Visits to the garden have also plummeted by nearly the same figures, something Nye attributes to the unsafe and unwelcoming atmosphere in Old Town.
“It’s just random, it’s constant, you never know if it’s going to escalate to the point of something that has the potential to be deadly and that’s our biggest concern,” Nye said.
“What I would like to see, overall, is our city’s commitment, whatever it takes to ensure public safety and whatever it takes on the county level to ensure to make sure we have a mental health response that has a continuum of services for people we’re not experiencing the profound mental health behaviors that we’re seeing on the streets currently,” Nye added.
A couple from LA, vacationing in Portland, was in Old Town Monday.
“I would say it’s one thing I didn’t expect coming, visiting here, is all the homeless,” Monique Rauda said. “I had no clue.”

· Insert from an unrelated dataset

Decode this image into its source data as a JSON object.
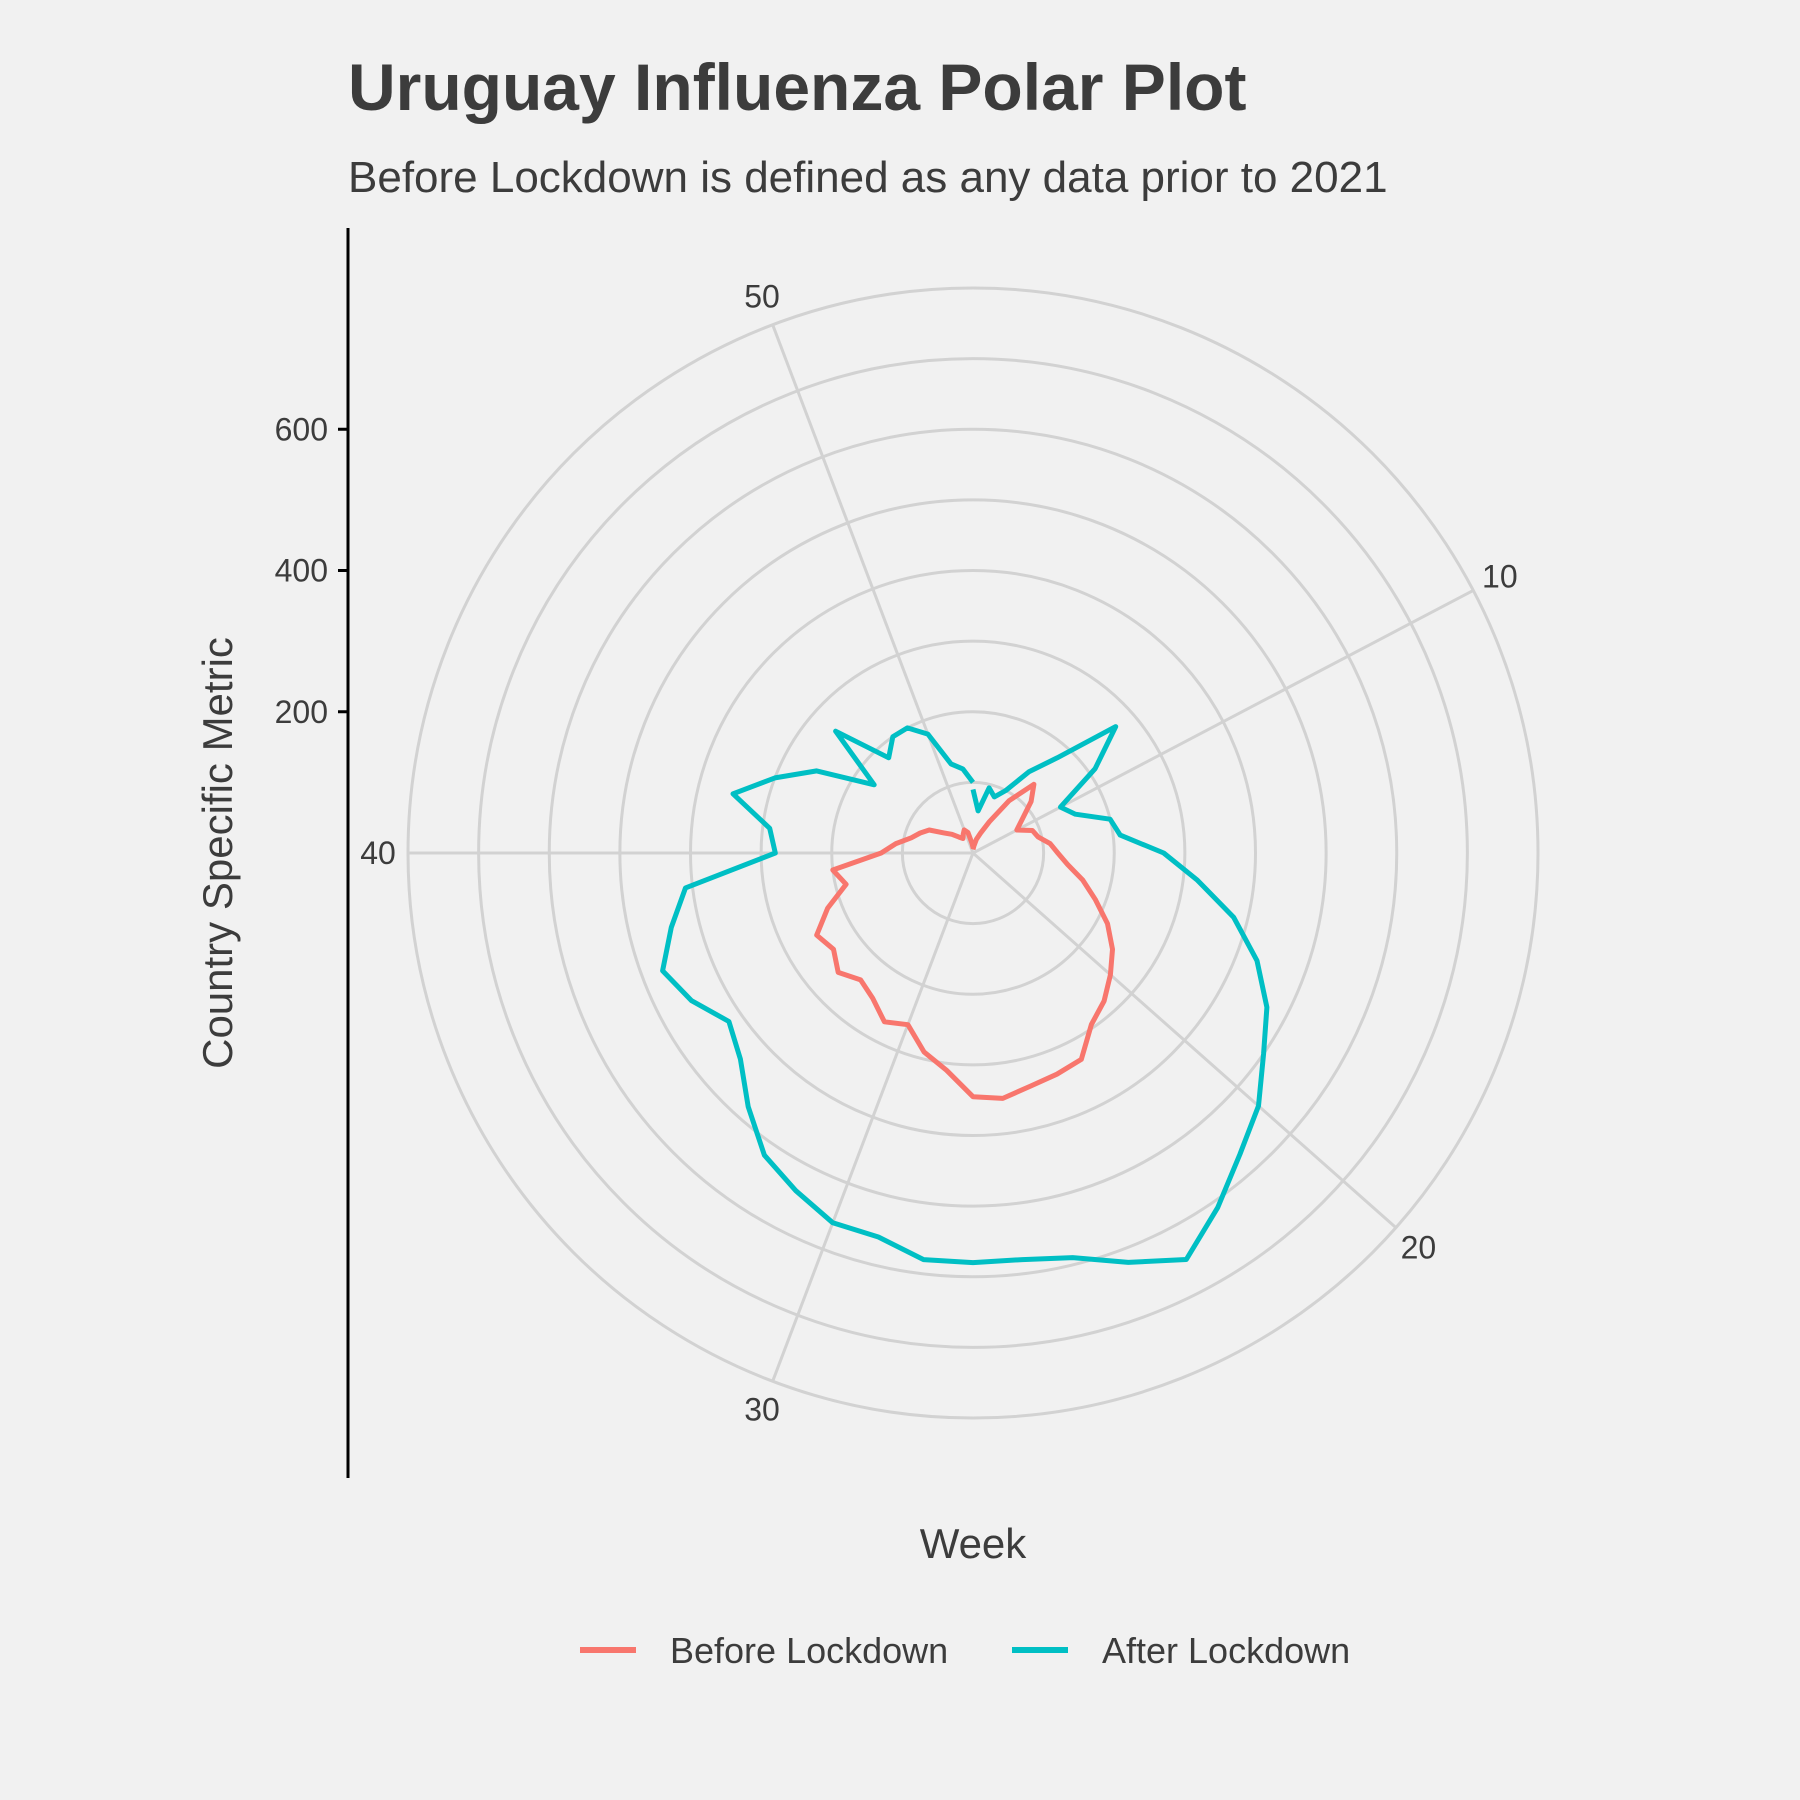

Shortly after seeing the letter – Multnomah County Chair Deborah Kafoury told FOX 12 she’s eager to listen and offer help and solutions.
“There are a lot of services out there, but people don’t know where to go to get them,” Kafoury said.
Meanwhile, Old Town’s cultural organizations are putting a time stamp on their demands -- asking for a meeting and specific solutions by October 22.
The letter mentioned adding more police officers and mental health services dedicated to the Old Town district of Portland.
“This is not just about Lan Su,” Nye said. “This is not just about the other cultural institutions, our entire neighborhood is hurting and we all, especially our houseless neighbors, need help.”
City Commissioner Mingus Mapps’ office told FOX 12 Mapps has offered a meeting with these organizations on Thursday.